The first will point to the Linux machine, and second will point to the Windows machine.

2.  Edit the /etc/fstabfile, and add the following two new lines, the first for the Linux machine, the second for the Windows machine:  (as root user) /vaserverdir nfs tcp,hard,intr,suid,ro 1 1           /sasbidir cifs guest,tcp,hard,intr,suid,ro 1 1

(By the way, nfs stands for Networked File System, and cifs stands for Common Internet File System)

3.  Before proceeding, make sure the script has been run to initialize the APM portion of the data mart, which will create the configuration file log_definitions.json (found in  (/opt/sas/config/Lev1/Web/SASEnvironmentManager/emi-framework/Conf/).   Then bring the file into an editor, and modify so that the entries look like the illustration below.  This file tells the Data Mart’s APM ETL process where to find the log files from the various servers that it needs to create the APM portion of the data mart.  Here’s a portion of that file, illustrating one entry from each of the machines in this configuration (middle tier machine, compute tier machine, and metadata server machine):


“name”: “SASVA – Logical Workspace Server”,
“hostname”: “”,
“hostLevRoot”: “/opt/sas/config/Lev1″,
“levRoot”: “/vaserverdir”,
“contextName”: “SASVA”,
“logLocation”: “WorkspaceServer/PerfLogs”,
“baseFilename”: “arm4_(.+)”,
“operation”: “Move”
“name”: “SASApp – Logical SAS DATA Step Batch Server”,
“hostname”: “”,
“hostLevRoot”: “/opt/sas/config/Lev1″,
“levRoot”: “/opt/sas/config/Lev1″,
“contextName”: “SASApp”,
“logLocation”: “BatchServer/PerfLogs”,
“baseFilename”: “arm4_BatchServer”,
“operation”: “Move”
“name”: “SASMeta – Logical Metadata Server (Audit)”,
“hostname”: “”,
“hostLevRoot”: “C:\\sas\\config\\Lev1″,
“levRoot”: “/sasbidir”,
“contextName”: “SASMeta”,
“logLocation”: “MetadataServer/AuditLogs”,
“baseFilename”: “Audit_SASMeta_MetadataServer”,
“operation”: “Move”

Notice the double back-slashes specifying the paths on the Windows machine, and notice that on the compute tier server, the log files being accessed are local to that machine, so the “levRoot” parameter is not one of the mounted drives, it’s just a local pathname.  This example shows only three entries for illustration; your actual file will have one entry for each SAS server that is deployed–mine had about 15 entries all together between the three machines.
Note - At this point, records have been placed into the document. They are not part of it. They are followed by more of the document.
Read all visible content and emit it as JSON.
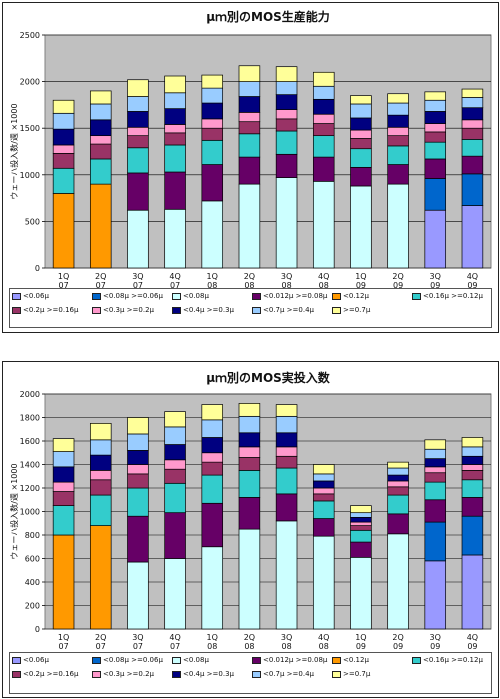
{
  "chart_data": [
    {
      "type": "bar",
      "stacked": true,
      "title": "μｍ別のMOS生産能力",
      "ylabel": "ウェーハ投入数/週 ×1000",
      "ylim": [
        0,
        2500
      ],
      "yticks": [
        0,
        500,
        1000,
        1500,
        2000,
        2500
      ],
      "grid": true,
      "plot_background": "#c0c0c0",
      "legend_position": "bottom",
      "categories": [
        [
          "1Q",
          "07"
        ],
        [
          "2Q",
          "07"
        ],
        [
          "3Q",
          "07"
        ],
        [
          "4Q",
          "07"
        ],
        [
          "1Q",
          "08"
        ],
        [
          "2Q",
          "08"
        ],
        [
          "3Q",
          "08"
        ],
        [
          "4Q",
          "08"
        ],
        [
          "1Q",
          "09"
        ],
        [
          "2Q",
          "09"
        ],
        [
          "3Q",
          "09"
        ],
        [
          "4Q",
          "09"
        ]
      ],
      "series": [
        {
          "name": "<0.06μ",
          "color": "#9999ff",
          "values": [
            0,
            0,
            0,
            0,
            0,
            0,
            0,
            0,
            0,
            0,
            620,
            670
          ]
        },
        {
          "name": "<0.08μ >=0.06μ",
          "color": "#0066cc",
          "values": [
            0,
            0,
            0,
            0,
            0,
            0,
            0,
            0,
            0,
            0,
            340,
            340
          ]
        },
        {
          "name": "<0.08μ",
          "color": "#ccffff",
          "values": [
            0,
            0,
            620,
            630,
            720,
            900,
            970,
            930,
            880,
            900,
            0,
            0
          ]
        },
        {
          "name": "<0.012μ >=0.08μ",
          "color": "#660066",
          "values": [
            0,
            0,
            400,
            400,
            390,
            290,
            250,
            260,
            200,
            210,
            210,
            190
          ]
        },
        {
          "name": "<0.12μ",
          "color": "#ff9900",
          "values": [
            800,
            900,
            0,
            0,
            0,
            0,
            0,
            0,
            0,
            0,
            0,
            0
          ]
        },
        {
          "name": "<0.16μ >=0.12μ",
          "color": "#33cccc",
          "values": [
            270,
            270,
            270,
            290,
            260,
            250,
            250,
            230,
            200,
            200,
            180,
            180
          ]
        },
        {
          "name": "<0.2μ >=0.16μ",
          "color": "#993366",
          "values": [
            160,
            160,
            130,
            130,
            130,
            130,
            130,
            130,
            110,
            110,
            110,
            120
          ]
        },
        {
          "name": "<0.3μ >=0.2μ",
          "color": "#ff99cc",
          "values": [
            90,
            90,
            90,
            90,
            100,
            100,
            100,
            100,
            90,
            90,
            90,
            90
          ]
        },
        {
          "name": "<0.4μ >=0.3μ",
          "color": "#000080",
          "values": [
            170,
            170,
            170,
            170,
            170,
            170,
            160,
            160,
            130,
            130,
            130,
            130
          ]
        },
        {
          "name": "<0.7μ >=0.4μ",
          "color": "#99ccff",
          "values": [
            170,
            170,
            160,
            170,
            160,
            160,
            140,
            140,
            150,
            130,
            120,
            110
          ]
        },
        {
          "name": ">=0.7μ",
          "color": "#ffff99",
          "values": [
            140,
            140,
            180,
            180,
            140,
            170,
            160,
            150,
            90,
            100,
            90,
            90
          ]
        }
      ]
    },
    {
      "type": "bar",
      "stacked": true,
      "title": "μｍ別のMOS実投入数",
      "ylabel": "ウェーハ投入数/週 ×1000",
      "ylim": [
        0,
        2000
      ],
      "yticks": [
        0,
        200,
        400,
        600,
        800,
        1000,
        1200,
        1400,
        1600,
        1800,
        2000
      ],
      "grid": true,
      "plot_background": "#c0c0c0",
      "legend_position": "bottom",
      "categories": [
        [
          "1Q",
          "07"
        ],
        [
          "2Q",
          "07"
        ],
        [
          "3Q",
          "07"
        ],
        [
          "4Q",
          "07"
        ],
        [
          "1Q",
          "08"
        ],
        [
          "2Q",
          "08"
        ],
        [
          "3Q",
          "08"
        ],
        [
          "4Q",
          "08"
        ],
        [
          "1Q",
          "09"
        ],
        [
          "2Q",
          "09"
        ],
        [
          "3Q",
          "09"
        ],
        [
          "4Q",
          "09"
        ]
      ],
      "series": [
        {
          "name": "<0.06μ",
          "color": "#9999ff",
          "values": [
            0,
            0,
            0,
            0,
            0,
            0,
            0,
            0,
            0,
            0,
            580,
            630
          ]
        },
        {
          "name": "<0.08μ >=0.06μ",
          "color": "#0066cc",
          "values": [
            0,
            0,
            0,
            0,
            0,
            0,
            0,
            0,
            0,
            0,
            330,
            330
          ]
        },
        {
          "name": "<0.08μ",
          "color": "#ccffff",
          "values": [
            0,
            0,
            570,
            600,
            700,
            850,
            920,
            790,
            610,
            810,
            0,
            0
          ]
        },
        {
          "name": "<0.012μ >=0.08μ",
          "color": "#660066",
          "values": [
            0,
            0,
            390,
            390,
            370,
            270,
            230,
            150,
            130,
            170,
            190,
            160
          ]
        },
        {
          "name": "<0.12μ",
          "color": "#ff9900",
          "values": [
            800,
            880,
            0,
            0,
            0,
            0,
            0,
            0,
            0,
            0,
            0,
            0
          ]
        },
        {
          "name": "<0.16μ >=0.12μ",
          "color": "#33cccc",
          "values": [
            250,
            260,
            240,
            250,
            240,
            230,
            220,
            150,
            100,
            160,
            150,
            150
          ]
        },
        {
          "name": "<0.2μ >=0.16μ",
          "color": "#993366",
          "values": [
            120,
            130,
            120,
            120,
            110,
            110,
            100,
            60,
            40,
            70,
            80,
            80
          ]
        },
        {
          "name": "<0.3μ >=0.2μ",
          "color": "#ff99cc",
          "values": [
            80,
            80,
            80,
            80,
            80,
            90,
            80,
            50,
            30,
            50,
            50,
            50
          ]
        },
        {
          "name": "<0.4μ >=0.3μ",
          "color": "#000080",
          "values": [
            130,
            130,
            120,
            130,
            130,
            120,
            120,
            60,
            40,
            50,
            70,
            70
          ]
        },
        {
          "name": "<0.7μ >=0.4μ",
          "color": "#99ccff",
          "values": [
            130,
            130,
            140,
            150,
            150,
            140,
            140,
            60,
            40,
            60,
            80,
            80
          ]
        },
        {
          "name": ">=0.7μ",
          "color": "#ffff99",
          "values": [
            110,
            140,
            140,
            130,
            130,
            110,
            100,
            80,
            60,
            50,
            80,
            80
          ]
        }
      ]
    }
  ]
}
4.  Finally, issue the mount commands (as root) from the “client” machine (the compute tier machine):

mount /vaserverdir

mount /sasbidir

To test whether the mounts are working properly, simply CD into the new directories and you should see all the files and subdirectories from the other machines.

Your Data Mart is now ready to be built.  You can run the ETL processes either manually or allow them to run on the default schedules, and they will now be able to pick up the data from all the SAS log files, on all machines.
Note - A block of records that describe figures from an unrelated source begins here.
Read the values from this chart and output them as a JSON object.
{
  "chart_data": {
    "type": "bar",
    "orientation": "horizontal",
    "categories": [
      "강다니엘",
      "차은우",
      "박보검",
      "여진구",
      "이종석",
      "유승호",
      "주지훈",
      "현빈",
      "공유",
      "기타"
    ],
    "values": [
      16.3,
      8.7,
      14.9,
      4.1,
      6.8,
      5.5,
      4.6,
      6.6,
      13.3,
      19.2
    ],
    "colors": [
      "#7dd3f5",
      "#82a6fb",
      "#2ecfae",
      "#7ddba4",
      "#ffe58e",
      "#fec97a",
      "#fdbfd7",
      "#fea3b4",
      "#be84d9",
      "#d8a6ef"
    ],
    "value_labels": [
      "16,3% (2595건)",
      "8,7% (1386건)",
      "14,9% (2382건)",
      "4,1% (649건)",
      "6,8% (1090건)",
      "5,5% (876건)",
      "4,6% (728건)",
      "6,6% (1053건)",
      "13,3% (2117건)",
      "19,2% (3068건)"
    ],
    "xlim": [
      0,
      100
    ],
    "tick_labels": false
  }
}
[Note: to read Linux files from a Windows platform, you need Samba or equivalent, which is beyond the scope of this blog]
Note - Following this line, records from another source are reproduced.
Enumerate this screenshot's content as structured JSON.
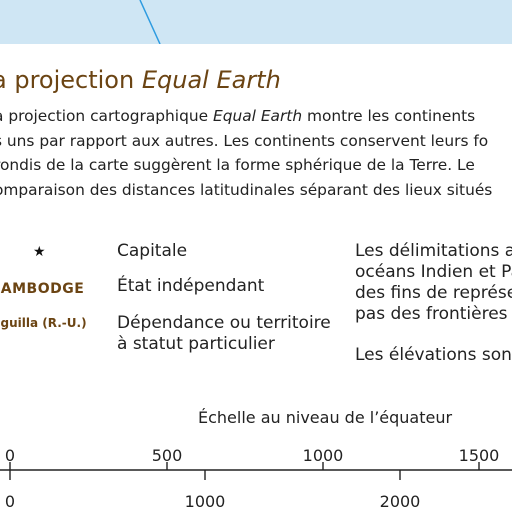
{
  "map": {
    "sea_color": "#cfe6f4",
    "line_color": "#2e9be0"
  },
  "title": {
    "prefix": "a projection ",
    "emphasis": "Equal Earth"
  },
  "description": {
    "line1_prefix": "a projection cartographique ",
    "line1_emphasis": "Equal Earth",
    "line1_suffix": " montre les continents",
    "line2": "s uns par rapport aux autres. Les continents conservent leurs fo",
    "line3": "rondis de la carte suggèrent la forme sphérique de la Terre. Le",
    "line4": "omparaison des distances latitudinales séparant des lieux situés"
  },
  "legend": {
    "capital_symbol": "★",
    "capital_label": "Capitale",
    "state_example": "CAMBODGE",
    "state_label": "État indépendant",
    "dependency_example": "nguilla (R.-U.)",
    "dependency_label_line1": "Dépendance ou territoire",
    "dependency_label_line2": "à statut particulier",
    "accent_color": "#6b4413"
  },
  "notes": {
    "line1": "Les délimitations a",
    "line2": "océans Indien et Pa",
    "line3": "des fins de représen",
    "line4": "pas des frontières n",
    "line5": "Les élévations sont"
  },
  "scale": {
    "title": "Échelle au niveau de l’équateur",
    "top_ticks": [
      "0",
      "500",
      "1000",
      "1500"
    ],
    "bottom_ticks": [
      "0",
      "1000",
      "2000"
    ]
  }
}
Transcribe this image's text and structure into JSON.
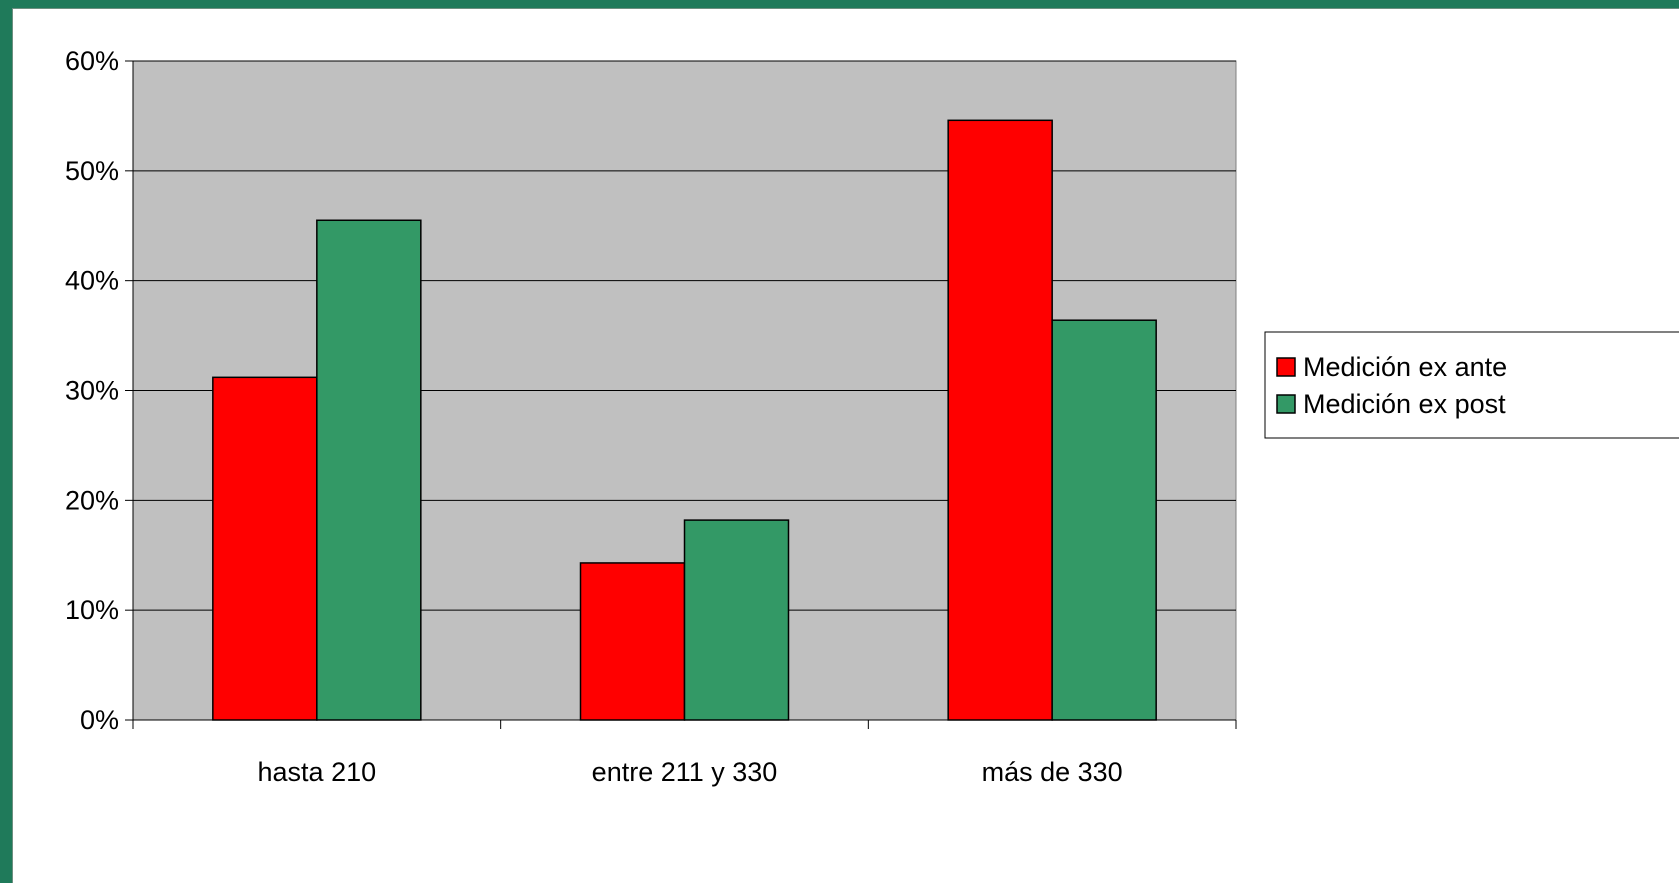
{
  "chart_data": {
    "type": "bar",
    "categories": [
      "hasta 210",
      "entre 211 y 330",
      "más de 330"
    ],
    "series": [
      {
        "name": "Medición ex ante",
        "values": [
          31.2,
          14.3,
          54.6
        ],
        "color": "#ff0000"
      },
      {
        "name": "Medición ex post",
        "values": [
          45.5,
          18.2,
          36.4
        ],
        "color": "#339966"
      }
    ],
    "ylim": [
      0,
      60
    ],
    "yticks": [
      "0%",
      "10%",
      "20%",
      "30%",
      "40%",
      "50%",
      "60%"
    ],
    "ytick_values": [
      0,
      10,
      20,
      30,
      40,
      50,
      60
    ],
    "grid": true,
    "legend_position": "right",
    "plot_background": "#c0c0c0"
  }
}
Let me thank my colleagues Mark Thomas and Gilles Chrzaszcz for their expertise in helping me with this work.


About Author

Dave Naden

SAS Technical Training Consultant

Dave has been a SAS employee for 16 years, first as a consultant and web developer. The last 10 years, he has served as a technical trainer for other SAS employees, specializing in web technologies, SAS middle tier, and more recently, SAS Environment Manager.